Changes in HAM-D scores after milnacipran treatment at doses of up to 100 mg/day and 150 mg/day and paroxetine at a dose of 40 mg/day *** indicate a significant difference (p < 0.001) from admission.

In 12 patients who started milnacipran at the standard-dose and subsequently increased to 150 mg/day, a dose-dependent two-step improvement of symptoms was observed (Figure 2).

Figure 2

Changes in HAM-D scores in patients for whom milnacipran was increased to 150 mg/day. *** indicate a significant difference (p < 0.001) between the values indicated.

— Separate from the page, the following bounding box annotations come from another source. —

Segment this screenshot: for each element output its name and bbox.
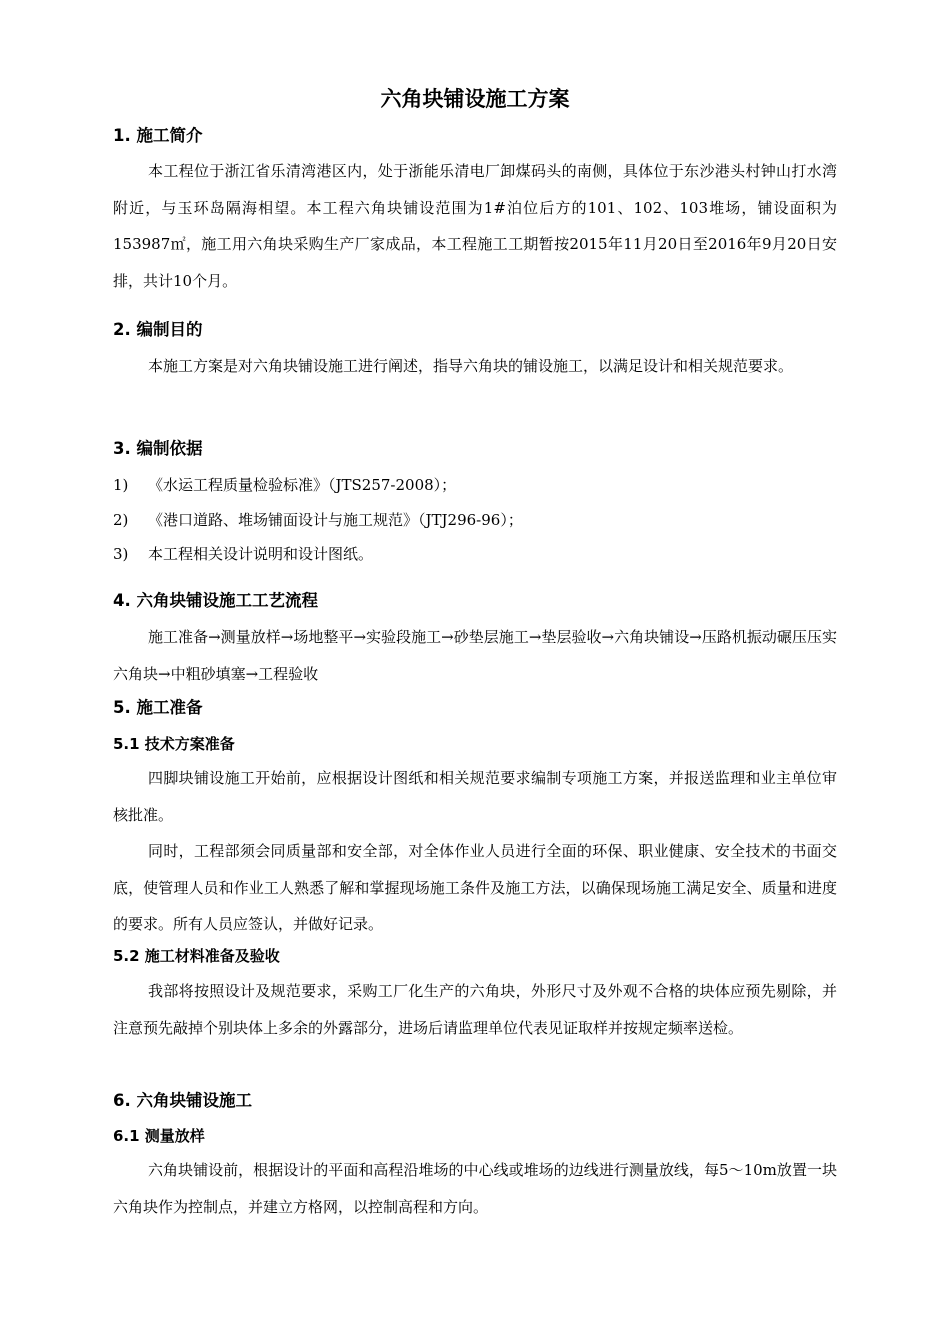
section-2-paragraph: 本施工方案是对六角块铺设施工进行阐述，指导六角块的铺设施工，以满足设计和相关规范要求。	[148, 357, 794, 375]
section-heading-2: 2. 编制目的	[113, 320, 203, 339]
list-text: 《港口道路、堆场铺面设计与施工规范》（JTJ296-96）；	[148, 511, 523, 529]
document-title: 六角块铺设施工方案	[380, 87, 570, 111]
list-text: 本工程相关设计说明和设计图纸。	[148, 545, 374, 563]
subsection-5-2-paragraph: 我部将按照设计及规范要求，采购工厂化生产的六角块，外形尺寸及外观不合格的块体应预先剔除，并注意预先敲掉个别块体上多余的外露部分，进场后请监理单位代表见证取样并按规定频率送检。	[113, 982, 837, 1037]
subsection-heading-5-1: 5.1 技术方案准备	[113, 735, 235, 753]
section-heading-3: 3. 编制依据	[113, 439, 203, 458]
list-number: 1)	[113, 476, 129, 494]
section-heading-4: 4. 六角块铺设施工工艺流程	[113, 591, 318, 610]
list-number: 2)	[113, 511, 129, 529]
section-heading-1: 1. 施工简介	[113, 126, 203, 145]
reference-list-item	[113, 543, 837, 565]
reference-list-item	[113, 509, 837, 531]
list-text: 《水运工程质量检验标准》（JTS257-2008）；	[148, 476, 457, 494]
section-4-paragraph: 施工准备→测量放样→场地整平→实验段施工→砂垫层施工→垫层验收→六角块铺设→压路机振动碾压压实六角块→中粗砂填塞→工程验收	[113, 628, 837, 683]
section-1-paragraph: 本工程位于浙江省乐清湾港区内，处于浙能乐清电厂卸煤码头的南侧，具体位于东沙港头村钟山打水湾附近，与玉环岛隔海相望。本工程六角块铺设范围为1#泊位后方的101、102、103堆场，铺设面积为153987㎡，施工用六角块采购生产厂家成品，本工程施工工期暂按2015年11月20日至2016年9月20日安排，共计10个月。	[113, 162, 837, 290]
subsection-heading-5-2: 5.2 施工材料准备及验收	[113, 947, 280, 965]
reference-list-item	[113, 474, 837, 496]
subsection-5-1-paragraph-2: 同时，工程部须会同质量部和安全部，对全体作业人员进行全面的环保、职业健康、安全技术的书面交底，使管理人员和作业工人熟悉了解和掌握现场施工条件及施工方法，以确保现场施工满足安全、质量和进度的要求。所有人员应签认，并做好记录。	[113, 842, 837, 933]
subsection-5-1-paragraph-1: 四脚块铺设施工开始前，应根据设计图纸和相关规范要求编制专项施工方案，并报送监理和业主单位审核批准。	[113, 769, 837, 824]
section-heading-6: 6. 六角块铺设施工	[113, 1091, 252, 1110]
list-number: 3)	[113, 545, 129, 563]
section-heading-5: 5. 施工准备	[113, 698, 203, 717]
subsection-6-1-paragraph: 六角块铺设前，根据设计的平面和高程沿堆场的中心线或堆场的边线进行测量放线，每5～10m放置一块六角块作为控制点，并建立方格网，以控制高程和方向。	[113, 1161, 837, 1216]
subsection-heading-6-1: 6.1 测量放样	[113, 1127, 205, 1145]
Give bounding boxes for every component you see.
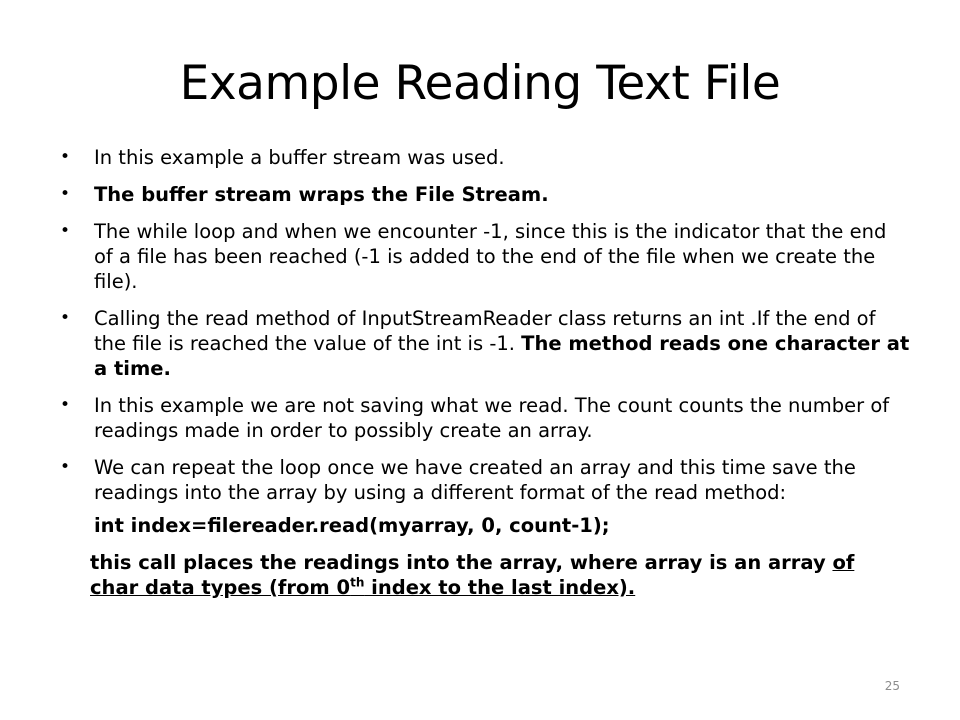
bullet-text: Calling the read method of InputStreamReader class returns an int .If the end of the file is reached the value of the int is -1. [94, 307, 876, 355]
bullet-item [60, 219, 910, 294]
bullet-item [60, 182, 910, 207]
explanation-note [60, 550, 910, 600]
bullet-text: In this example we are not saving what we read. The count counts the number of readings made in order to possibly create an array. [94, 394, 890, 442]
bullet-text: The buffer stream wraps the File Stream. [94, 183, 549, 206]
bullet-dot: • [60, 221, 71, 241]
bullet-text: In this example a buffer stream was used. [94, 146, 505, 169]
bullet-list [60, 145, 910, 505]
bullet-dot: • [60, 147, 71, 167]
slide-content [60, 145, 910, 612]
bullet-dot: • [60, 184, 71, 204]
slide-title: Example Reading Text File [179, 56, 781, 111]
note-underlined-part-1: of char data types (from 0 [90, 551, 855, 599]
bullet-dot: • [60, 308, 71, 328]
bullet-item [60, 306, 910, 381]
bullet-item [60, 393, 910, 443]
note-superscript: th [350, 575, 365, 590]
bullet-item [60, 455, 910, 505]
bullet-dot: • [60, 457, 71, 477]
bullet-text: The while loop and when we encounter -1, since this is the indicator that the end of a file has been reached (-1 is added to the end of the file when we create the file). [94, 220, 887, 293]
page-number: 25 [884, 679, 900, 693]
bullet-text: The method reads one character at a time. [94, 332, 910, 380]
note-underlined-part-2: index to the last index). [364, 576, 636, 599]
bullet-item [60, 145, 910, 170]
code-line: int index=filereader.read(myarray, 0, count-1); [94, 514, 610, 537]
note-plain-text: this call places the readings into the array, where array is an array [90, 551, 833, 574]
bullet-text: We can repeat the loop once we have created an array and this time save the readings into the array by using a different format of the read method: [94, 456, 856, 504]
bullet-dot: • [60, 395, 71, 415]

Adverse effects occurred in one patient in the high-dose milnacipran group (nausea), and three patients in the paroxetine group (two cases of nausea and one case of tremor).

Discussion

HAM-D scores improved significantly during hospitalisation in both the standard-dose and the high-dose milnacipran groups. The improvement of depressive symptoms was comparable between the high-dose milnacipran group and the paroxetine 40 mg/day group. Retrospective assessment revealed that patients with higher HAM-D scores on admission were more likely to be given milnacipran at a dose of 150 mg/day. These findings suggest that patients with mild depression and low HAM-D scores on admission could be sufficiently treated with milnacipran at the standard-dose (50 mg/day to 100 mg/day), while patients suffering from moderate to severe symptoms demonstrated by higher HAM-D scores might need an increase in dosage of milnacipran up to 150 mg/day to improve their symptoms. This suggests that if a patient responds poorly to the standard-dose milnacipran treatment, it may be helpful to increase the dose up to 150 mg/day while assessing patient responses.

The present study has various limitations. In this retrospective study, there was no common scheme of dose escalation for milnacipran treatment. The timing of HAM-D assessment was not strictly controlled. In addition, only a small number of adverse effects were reported because none of the patients who had stopped treatment were included in the assessment. These “dropouts” should be included in the assessment in order to evaluate adverse effects directly caused by high doses of milnacipran. The limited number of patients together with possible effects of concomitant drugs in the present study are also weaknesses of this study. A prospective study designed to compare standard-doses of milnacipran and titration to higher doses in the Japanese context is clearly warranted.

Conclusion

The results of the present study suggest that patients suffering from moderate to severe depressive symptoms with relatively high HAM-D scores may benefit from two-step increment of milnacipran up to 150 mg/day.